Dabei kommen die Kunsterzieher in der Regel noch gut weg gegenüber
den Fachlehrern, die traditionell zu den Kern- und Auslesefächern
zählen und die zwangsläufig die Genzen der Bildungsfähigkeit
einer wachsenden Bildungskundschaft deutlich machen müssen. An uns
bleibt doch bestenfalls der Vorwurf des "Spaßverderbers" hängen,
wenn unsere unterrichtliche Performance den Unterhaltungswert nicht erreicht,
den sich Schüler , Eltern oder Schulleitung wünschen.
Überschriften haben die Funktion einen Leitgedanken zu formulieren, dem der Text folgt.
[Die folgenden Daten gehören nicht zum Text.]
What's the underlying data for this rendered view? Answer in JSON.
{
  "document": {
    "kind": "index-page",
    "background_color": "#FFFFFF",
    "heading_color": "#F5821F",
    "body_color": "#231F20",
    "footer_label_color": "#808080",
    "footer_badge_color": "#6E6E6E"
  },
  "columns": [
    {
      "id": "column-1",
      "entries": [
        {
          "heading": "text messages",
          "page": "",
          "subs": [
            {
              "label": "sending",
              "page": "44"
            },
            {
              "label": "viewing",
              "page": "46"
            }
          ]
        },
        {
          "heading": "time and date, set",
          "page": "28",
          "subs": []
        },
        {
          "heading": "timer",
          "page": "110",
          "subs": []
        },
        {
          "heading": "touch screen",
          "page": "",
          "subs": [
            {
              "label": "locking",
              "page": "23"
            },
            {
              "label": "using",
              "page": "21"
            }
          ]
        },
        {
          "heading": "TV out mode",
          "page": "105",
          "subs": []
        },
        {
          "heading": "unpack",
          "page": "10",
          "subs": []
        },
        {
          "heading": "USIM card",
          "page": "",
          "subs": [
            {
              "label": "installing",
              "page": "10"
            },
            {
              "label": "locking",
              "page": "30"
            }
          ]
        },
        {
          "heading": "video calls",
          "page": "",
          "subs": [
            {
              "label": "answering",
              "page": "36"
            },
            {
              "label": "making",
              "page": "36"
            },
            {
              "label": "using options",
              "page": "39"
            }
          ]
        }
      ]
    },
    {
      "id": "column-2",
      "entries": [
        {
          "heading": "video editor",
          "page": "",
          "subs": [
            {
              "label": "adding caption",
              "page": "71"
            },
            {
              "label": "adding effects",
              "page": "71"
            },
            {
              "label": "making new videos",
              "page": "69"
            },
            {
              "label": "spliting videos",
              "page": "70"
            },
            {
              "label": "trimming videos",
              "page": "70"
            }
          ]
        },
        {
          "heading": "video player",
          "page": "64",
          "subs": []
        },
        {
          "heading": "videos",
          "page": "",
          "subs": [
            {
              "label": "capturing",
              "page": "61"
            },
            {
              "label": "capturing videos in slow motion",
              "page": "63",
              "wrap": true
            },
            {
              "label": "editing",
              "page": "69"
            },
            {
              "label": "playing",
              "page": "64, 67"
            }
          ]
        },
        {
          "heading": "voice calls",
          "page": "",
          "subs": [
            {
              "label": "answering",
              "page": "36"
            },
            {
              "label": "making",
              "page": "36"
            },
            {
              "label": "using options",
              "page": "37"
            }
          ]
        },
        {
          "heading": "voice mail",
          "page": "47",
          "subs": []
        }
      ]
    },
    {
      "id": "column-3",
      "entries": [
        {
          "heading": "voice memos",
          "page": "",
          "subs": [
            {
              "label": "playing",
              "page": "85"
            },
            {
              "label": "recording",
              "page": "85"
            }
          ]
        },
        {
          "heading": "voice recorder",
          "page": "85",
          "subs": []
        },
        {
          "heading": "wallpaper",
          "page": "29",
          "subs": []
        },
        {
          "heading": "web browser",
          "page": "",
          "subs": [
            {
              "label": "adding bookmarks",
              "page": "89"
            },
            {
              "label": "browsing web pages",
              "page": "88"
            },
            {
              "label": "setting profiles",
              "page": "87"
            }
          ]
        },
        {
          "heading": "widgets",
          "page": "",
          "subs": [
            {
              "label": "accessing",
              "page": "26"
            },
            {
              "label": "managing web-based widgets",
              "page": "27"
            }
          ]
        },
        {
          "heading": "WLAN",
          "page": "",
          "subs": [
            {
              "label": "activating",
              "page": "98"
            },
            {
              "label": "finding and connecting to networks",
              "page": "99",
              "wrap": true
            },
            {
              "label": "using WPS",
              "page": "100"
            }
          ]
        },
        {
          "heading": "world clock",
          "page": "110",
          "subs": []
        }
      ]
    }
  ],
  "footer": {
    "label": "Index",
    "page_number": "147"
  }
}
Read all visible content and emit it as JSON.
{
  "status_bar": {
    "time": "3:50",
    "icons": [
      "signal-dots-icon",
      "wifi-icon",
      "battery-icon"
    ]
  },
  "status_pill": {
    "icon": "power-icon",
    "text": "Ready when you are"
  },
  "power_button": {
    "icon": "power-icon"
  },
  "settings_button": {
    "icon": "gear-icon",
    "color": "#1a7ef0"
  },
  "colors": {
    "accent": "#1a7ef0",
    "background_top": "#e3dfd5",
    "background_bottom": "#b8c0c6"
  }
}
Die Überschriften in Billmayers Text folgen einem solchen Konzept: "Das Produkt", "Eine neue Produktfilosofie", "Ein neuer Produktname", "Konkurrenz", "Marketing" halten begrifflich den ökonomischen Gedanken durch. "Das Produkt",
sagt Billmayer, "muß sich an den Bedürfnissen der Schüler
orientieren". Es geht um "Bilder verstehen", "Eigene Bilder
entwickeln", "Kunst verstehen". Die Schlagwörter klingen weniger
aufregend als der in ihrer Reihenfolge zum Ausdruck gebrachte Akzent. Billmayer
geht es um eine Bilderziehung, Kunst steht dabei hinten an. Es geht ihm
um "Bilder, die die Lebenswirklichkeit der Schüler und Eltern ausmachen".
"Kunsterzieher"..."müssen sich auch um die Bilder kümmern, die
eine gesellschaftlich relevante Rolle spielen". Welche Bilder er damit
meint mag man sich denken, aber er spricht es nicht aus. Der Begriff Medien
kommt im ganzen Text dreimal vor, Design gar nicht, Massenkommunikation
einmal. Die "Welt der Bilder", in der wir nach Billmayer leben und
in Zukunft noch verstärkt leben werden, bleibt angesprochen aber anonym.
Wir Kunsterzieher sollen ihr jedenfalls mit "Zeichentheorie, Kognitionstheorie,
Kunstgeschichte, Bildsemiotik, Medientheorie, Wahrnehmungspsychologie etc.."
auf den Leib rücken.
Ich überspringe
die knappen Ausführungen zu einer neuen "Produktfilosofie"
und bleibe beim Produkt und dem neuen Namen, der nun entworfen wird, denn
hier vertieft Billmayer den aufgerissenen Graben zwischen Bild und Kunst.
"Der Begriff Kunsterziehung ruft eine Vorstellung hervor, daß
es in diesem Unterrichtsfach um Kunst geht. Dies ist nur selten der Fall."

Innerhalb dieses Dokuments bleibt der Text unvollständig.